I admit that I sometimes feel envious when I see the kinship among Black folk. I feel a sense of longing for validity among my own people, whoever “they” are. What an odd notion, coming from a privileged white person. Let that sink in for a moment.


AI inquiry: 

*A minstrel show was a form of American entertainment popular in the 19th and early 20th centuries. These shows featured white performers in blackface makeup portraying stereotypical and demeaning caricatures of Black people. The performances typically included comedy skits, variety acts, dancing, and music, often appropriating and distorting elements of African American culture. Minstrel shows played a significant role in perpetuating harmful racial stereotypes and are now widely recognized as deeply racist and offensive.
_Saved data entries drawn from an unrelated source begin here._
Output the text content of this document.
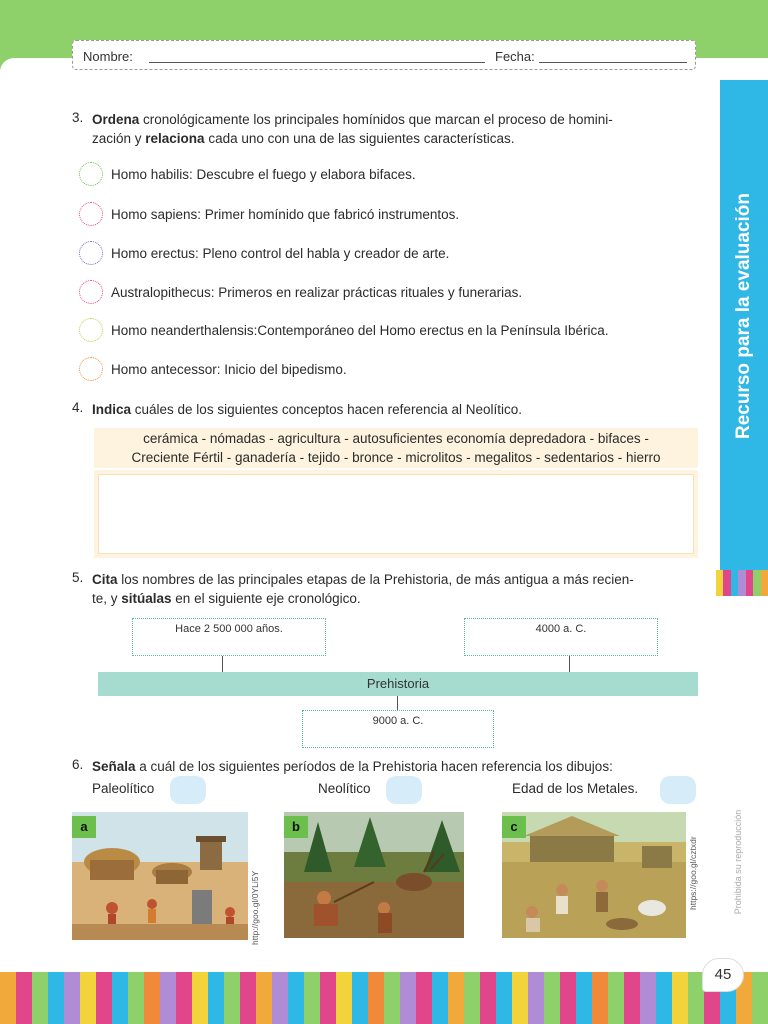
Nombre:	Fecha:
Recurso para la evaluación
Prohibida su reproducción
3. Ordena cronológicamente los principales homínidos que marcan el proceso de homini-
zación y relaciona cada uno con una de las siguientes características.
Homo habilis: Descubre el fuego y elabora bifaces.
Homo sapiens: Primer homínido que fabricó instrumentos.
Homo erectus: Pleno control del habla y creador de arte.
Australopithecus: Primeros en realizar prácticas rituales y funerarias.
Homo neanderthalensis:Contemporáneo del Homo erectus en la Península Ibérica.
Homo antecessor: Inicio del bipedismo.
4. Indica cuáles de los siguientes conceptos hacen referencia al Neolítico.
cerámica - nómadas - agricultura - autosuficientes economía depredadora - bifaces -
Creciente Fértil - ganadería - tejido - bronce - microlitos - megalitos - sedentarios - hierro
5. Cita los nombres de las principales etapas de la Prehistoria, de más antigua a más recien-
te, y sitúalas en el siguiente eje cronológico.
Hace 2 500 000 años.	4000 a. C.
Prehistoria
9000 a. C.
6. Señala a cuál de los siguientes períodos de la Prehistoria hacen referencia los dibujos:
Paleolítico	Neolítico	Edad de los Metales.
a
http://goo.gl/0YLi5Y
b	c
https://goo.gl/cztxdr
45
**Jim Crow laws were a collection of state and local statutes enacted in the Southern United States between the late 19th and mid-20th centuries. These laws enforced racial segregation and discrimination against African Americans. Key aspects of Jim Crow laws included:

Segregation: Mandating separate public facilities for whites and blacks, including schools, restaurants, theaters, public transportation, and even drinking fountains.

Voting restrictions: Implementing various measures like literacy tests, poll taxes, and grandfather clauses to disenfranchise African American voters.

Interracial relationships: Prohibiting interracial marriage and intimate relationships between whites and blacks.

Economic oppression: Limiting job opportunities and economic advancement for African Americans.

Social etiquette: Enforcing rules that required African Americans to show deference to whites in public spaces.

These laws created a system of legal discrimination that supported white supremacy and relegated African Americans to second-class citizenship. The Jim Crow era lasted from the end of Reconstruction in the 1870s until the 1960s when the Civil Rights Movement led to the passage of federal laws like the Civil Rights Act of 1964 and the Voting Rights Act of 1965, which outlawed racial discrimination and segregation.

The effects of Jim Crow laws continue to impact American society today, contributing to ongoing racial disparities in areas such as education, wealth, and criminal justice.